I'm trying to draw violin plots and wondering if there is an accepted best practice for scaling them across groups. Here are three options I've tried using the R mtcars
data set (Motor Trend Cars from 1973, found here).
Equal Widths
Seems to be what the original paper* does and what R vioplot
does (example). Good for comparing shape.
Equal Areas
Feels right since each plot is a probability plot, and so the area of each should equal 1.0 in some coordinate space. Good for comparing density within each group, but seems more appropriate if the plots are overlaid.
Weighted Areas
Like equal area, but weighted by number of observations. 6-cyl gets relatively thinner since there are fewer of those cars. Good for comparing density across groups.
*Violin Plots: A Box Plot-Density Trace Synergis (DOI: 10.2307/2685478)
Best Answer
Box plots are used for schematic summaries of a distribution. The violin plots are just box plots in which the Q1, Q2, and Q3 boxes are replaced by a wide range of quantiles. For that reason, I think the accepted practice is to use uniform width across groups.
However, you bring up a good point: how should densities across groups be compared? The answer depends on whether you are looking at each group as it's own population or as subpopulations.

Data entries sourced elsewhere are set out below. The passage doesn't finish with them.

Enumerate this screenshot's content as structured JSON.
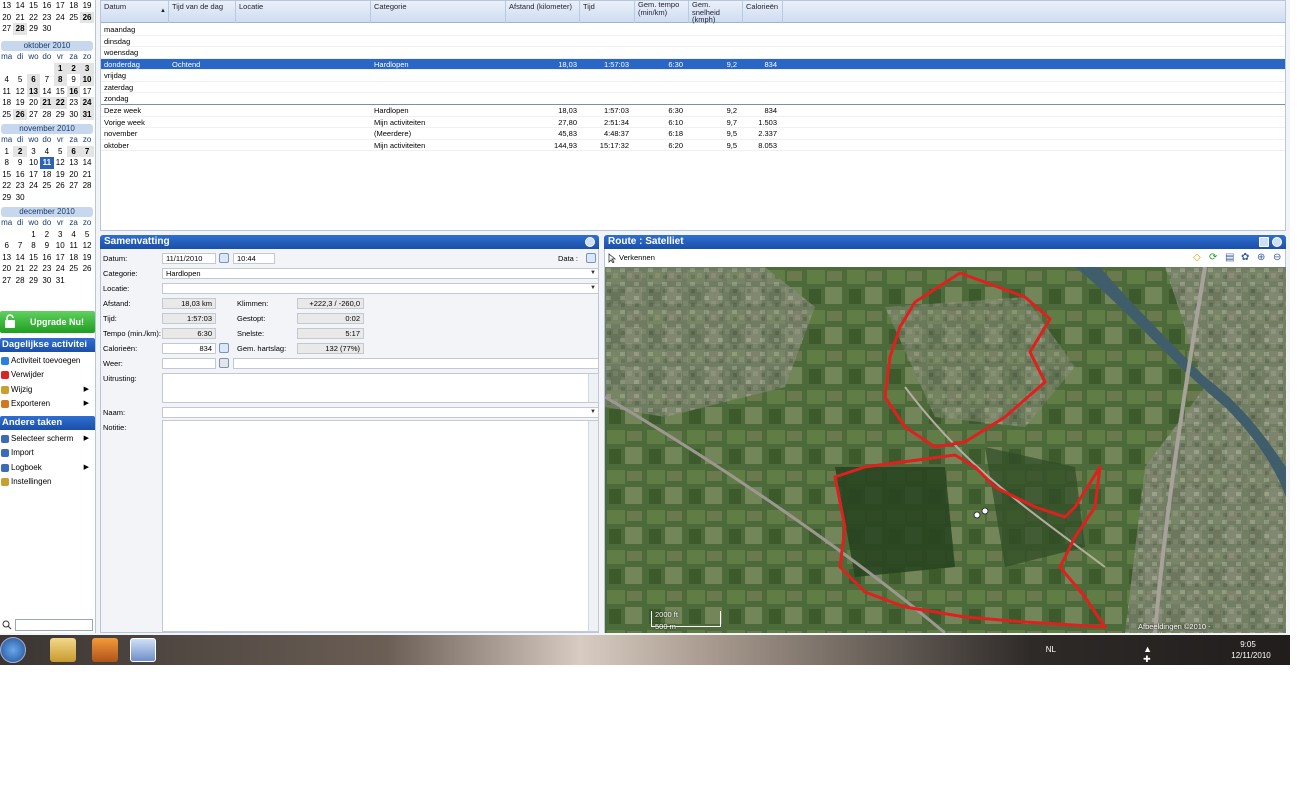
{
  "calendars": {
    "september_tail": [
      [
        "13",
        "14",
        "15",
        "16",
        "17",
        "18",
        "19"
      ],
      [
        "20",
        "21",
        "22",
        "23",
        "24",
        "25",
        "26"
      ],
      [
        "27",
        "28",
        "29",
        "30",
        "",
        "",
        ""
      ]
    ],
    "weekdays": [
      "ma",
      "di",
      "wo",
      "do",
      "vr",
      "za",
      "zo"
    ],
    "october": {
      "title": "oktober 2010",
      "weeks": [
        [
          "",
          "",
          "",
          "",
          "1",
          "2",
          "3"
        ],
        [
          "4",
          "5",
          "6",
          "7",
          "8",
          "9",
          "10"
        ],
        [
          "11",
          "12",
          "13",
          "14",
          "15",
          "16",
          "17"
        ],
        [
          "18",
          "19",
          "20",
          "21",
          "22",
          "23",
          "24"
        ],
        [
          "25",
          "26",
          "27",
          "28",
          "29",
          "30",
          "31"
        ]
      ]
    },
    "november": {
      "title": "november 2010",
      "weeks": [
        [
          "1",
          "2",
          "3",
          "4",
          "5",
          "6",
          "7"
        ],
        [
          "8",
          "9",
          "10",
          "11",
          "12",
          "13",
          "14"
        ],
        [
          "15",
          "16",
          "17",
          "18",
          "19",
          "20",
          "21"
        ],
        [
          "22",
          "23",
          "24",
          "25",
          "26",
          "27",
          "28"
        ],
        [
          "29",
          "30",
          "",
          "",
          "",
          "",
          ""
        ]
      ]
    },
    "december": {
      "title": "december 2010",
      "weeks": [
        [
          "",
          "",
          "1",
          "2",
          "3",
          "4",
          "5"
        ],
        [
          "6",
          "7",
          "8",
          "9",
          "10",
          "11",
          "12"
        ],
        [
          "13",
          "14",
          "15",
          "16",
          "17",
          "18",
          "19"
        ],
        [
          "20",
          "21",
          "22",
          "23",
          "24",
          "25",
          "26"
        ],
        [
          "27",
          "28",
          "29",
          "30",
          "31",
          "",
          ""
        ]
      ]
    }
  },
  "sidebar": {
    "upgrade_label": "Upgrade Nu!",
    "daily_header": "Dagelijkse activitei",
    "daily_items": [
      {
        "label": "Activiteit toevoegen",
        "icon": "add-icon"
      },
      {
        "label": "Verwijder",
        "icon": "delete-icon"
      },
      {
        "label": "Wijzig",
        "icon": "edit-icon"
      },
      {
        "label": "Exporteren",
        "icon": "export-icon"
      }
    ],
    "other_header": "Andere taken",
    "other_items": [
      {
        "label": "Selecteer scherm",
        "icon": "screen-icon"
      },
      {
        "label": "Import",
        "icon": "import-icon"
      },
      {
        "label": "Logboek",
        "icon": "logbook-icon"
      },
      {
        "label": "Instellingen",
        "icon": "settings-icon"
      }
    ]
  },
  "table": {
    "columns": [
      "Datum",
      "Tijd van de dag",
      "Locatie",
      "Categorie",
      "Afstand (kilometer)",
      "Tijd",
      "Gem. tempo (min/km)",
      "Gem. snelheid (kmph)",
      "Calorieën"
    ],
    "days": [
      {
        "day": "maandag"
      },
      {
        "day": "dinsdag"
      },
      {
        "day": "woensdag"
      },
      {
        "day": "donderdag",
        "time_of_day": "Ochtend",
        "category": "Hardlopen",
        "distance": "18,03",
        "time": "1:57:03",
        "pace": "6:30",
        "speed": "9,2",
        "calories": "834",
        "selected": true
      },
      {
        "day": "vrijdag"
      },
      {
        "day": "zaterdag"
      },
      {
        "day": "zondag"
      }
    ],
    "summaries": [
      {
        "period": "Deze week",
        "category": "Hardlopen",
        "distance": "18,03",
        "time": "1:57:03",
        "pace": "6:30",
        "speed": "9,2",
        "calories": "834"
      },
      {
        "period": "Vorige week",
        "category": "Mijn activiteiten",
        "distance": "27,80",
        "time": "2:51:34",
        "pace": "6:10",
        "speed": "9,7",
        "calories": "1.503"
      },
      {
        "period": "november",
        "category": "(Meerdere)",
        "distance": "45,83",
        "time": "4:48:37",
        "pace": "6:18",
        "speed": "9,5",
        "calories": "2.337"
      },
      {
        "period": "oktober",
        "category": "Mijn activiteiten",
        "distance": "144,93",
        "time": "15:17:32",
        "pace": "6:20",
        "speed": "9,5",
        "calories": "8.053"
      }
    ]
  },
  "summary": {
    "title": "Samenvatting",
    "data_label": "Data :",
    "date_label": "Datum:",
    "date_value": "11/11/2010",
    "time_value": "10:44",
    "category_label": "Categorie:",
    "category_value": "Hardlopen",
    "location_label": "Locatie:",
    "distance_label": "Afstand:",
    "distance_value": "18,03 km",
    "climb_label": "Klimmen:",
    "climb_value": "+222,3 / -260,0",
    "time_label": "Tijd:",
    "time_field": "1:57:03",
    "stopped_label": "Gestopt:",
    "stopped_value": "0:02",
    "pace_label": "Tempo (min./km):",
    "pace_value": "6:30",
    "fastest_label": "Snelste:",
    "fastest_value": "5:17",
    "calories_label": "Calorieën:",
    "calories_value": "834",
    "hr_label": "Gem. hartslag:",
    "hr_value": "132 (77%)",
    "weather_label": "Weer:",
    "equipment_label": "Uitrusting:",
    "name_label": "Naam:",
    "notes_label": "Notitie:"
  },
  "route": {
    "title": "Route : Satelliet",
    "explore_label": "Verkennen",
    "scale_ft": "2000 ft",
    "scale_m": "500 m",
    "attribution": "Afbeeldingen ©2010 - Gebruiksvoorwaarden",
    "route_color": "#e0201e"
  },
  "taskbar": {
    "lang": "NL",
    "time": "9:05",
    "date": "12/11/2010"
  }
}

I think that a useful DEFAULT behavior is to think of the full data as being the density we want to estimate. The groups are subpopulations such that the full density is a MIXTURE of the sub-densities. That suggests that each sub-density should be weighted by the number of observations. The areas (integral of the densities) of the k groups should be P_i, where $\Sigma_i P_i = 1$. This says that "Weighted Areas" is a good approach.